In Utopia (1516), the humanist thinker Thomas More set the ground work for a basic income, a character in the novel suggesting it would be more effective than punishment for preventing the crime of theft.

“Instead of inflicting these horrible punishments, it would be far more to the point to provide everyone with some means of livelihood, so that nobody’s under the frightful necessity of becoming, first a thief, and then a corpse.”

Although More was describing a basic income which was universal for the community, it was not necessarily unconditional, a crucial detail. However, More was pioneering in terms of pointing out a government obligation to provide poor relief – something which doesn’t seem so radical today.

In the mid-nineteenth century, ideas of an unconditional basic income started to develop among Utopian Socialists. In France, Joseph Charlier was the first to explicitly argue for it, according to BIEN. For years, a host of thinkers (such as Charles Fourier) had argued that all humans had an equal right to ownership of the land and should therefore be compensated if this right were obstructed (for example, by others owning private property). Charlier used this as a basis to argue for an unconditional right to income – one that wasn’t to be means tested and didn’t come with an obligation to work.

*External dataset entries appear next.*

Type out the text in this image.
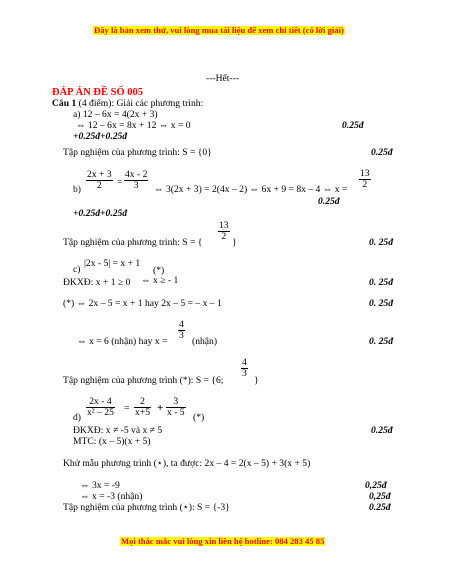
Đây là bản xem thử, vui lòng mua tài liệu để xem chi tiết (có lời giải)
---Hết---
ĐÁP ÁN ĐỀ SỐ 005
Câu 1 (4 điểm): Giải các phương trình:
a) 12 – 6x = 4(2x + 3)
⇔ 12 – 6x = 8x + 12 ⇔ x = 0	0.25đ
+0.25đ+0.25đ
Tập nghiệm của phương trình: S = {0}	0.25đ
$b) \frac{2x + 3}{2} = \frac{4x - 2}{3}$ ⇔ 3(2x + 3) = 2(4x – 2) ⇔ 6x + 9 = 8x – 4 ⇔ $x = \frac{13}{2}$
0.25đ
+0.25đ+0.25đ
Tập nghiệm của phương trình: S = {
$\frac{13}{2}$
}	0. 25đ
c)
|2x - 5| = x + 1
(*)
ĐKXĐ: x + 1 ≥ 0 ⇔ x ≥ - 1	0. 25đ
(*) ⇔ 2x – 5 = x + 1 hay 2x – 5 = – x – 1	0. 25đ
⇔ x = 6 (nhận) hay x =
$\frac{4}{3}$
(nhận)	0. 25đ
Tập nghiệm của phương trình (*): S = {6;
$\frac{4}{3}$
}
$d) \frac{2x - 4}{\text{x² – 25}} = \frac{2}{x+5} + \frac{3}{x - 5}$ (*)
ĐKXĐ: x ≠ -5 và x ≠ 5	0.25đ
MTC: (x – 5)(x + 5)
Khử mẫu phương trình (⋆), ta được: 2x – 4 = 2(x – 5) + 3(x + 5)
⇔ 3x = -9	0,25đ
⇔ x = -3 (nhận)	0,25đ
Tập nghiệm của phương trình (⋆): S = {-3}	0.25đ
Mọi thắc mắc vui lòng xin liên hệ hotline: 084 283 45 85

A year later, the English philosopher John Stuart Mill made a similar statement in his Principles of Political Economy.

“In the distribution [of produce, capital and labour], a certain minimum is first assigned for the subsistence of every member of the community, whether capable or not of labour. The remainder of the produce is shared in certain proportions, to be determined beforehand, among the three elements, Labour, Capital, and Talent.”

Charlier might have been a relative outsider and political radical, but Mill is one of the most influential thinkers for modern political thought. UBI had moved beyond its radical origins in 1848.

Conservatives, Neoliberals, and Universal Basic Income

UBI isn’t limited to liberal, socialist or radical thinkers. It has, in fact, been adopted by prominent conservative and neoliberal thinkers.

Friedrich Hayek, born 1899, described himself as a defender of classical liberalism. Nevertheless, he was lauded by conservative politicians such as Margaret Thatcher and Ronald Reagan, and is commonly viewed as a highly influential figure on neoliberal thought. In his Constitution for Liberty (1960), however, Hayek wrote that the state should provide: “a certain minimum income for everyone … a sort of floor below which nobody need fall even when he is unable to provide for himself.”

As Matt Zwolinski, associate professor of Philosophy at the University of San Diego argues
, Hayek advocating a universal basic income does not contradict his role as a libertarian. Rather, Hayek can be seen as arguing for basic income on a freedom basis.

“A basic income gives people an option – to exit the labour market, to relocate to a more competitive market, to invest in training, to take an entrepreneurial risk, and so on,” Zwolinski writes for

“And the existence of that option allows them to escape subjection to the will of others. It enables them to say “no” to proposals that only extreme desperation would ever drive them to accept. It allows them to govern their lives according to their own plans, their own goals, and their own desires. It enables them to be free.”

Most startlingly, in 1969, Richard Nixon came close to enacting an unconditional, universal basic income in the USA. Millions of dollars were spent organising trials of the scheme across the country. Nixon went as far as presenting the Bill in a televised speech, while a White House poll found that 90% of all newspapers were receptive to the plan. The Bill was accepted in Congress, but various reasons, never got through the Senate.

The main point of course, is that as recently as 1969, UBI was not only brought to the US Senate, it was done so by a conservative president. The legislation may not have passed, but it shows it was in the political mainstream.

In the 1970s and 1980s UBI appeared to slip out of political discourse, before re-entering the Overton Window in the years since the 2008 recession. It is often portrayed as a radical idea, yet by charting universal basic income’s history it becomes clear it was seen as a valid option in mainstream political discourse long ago.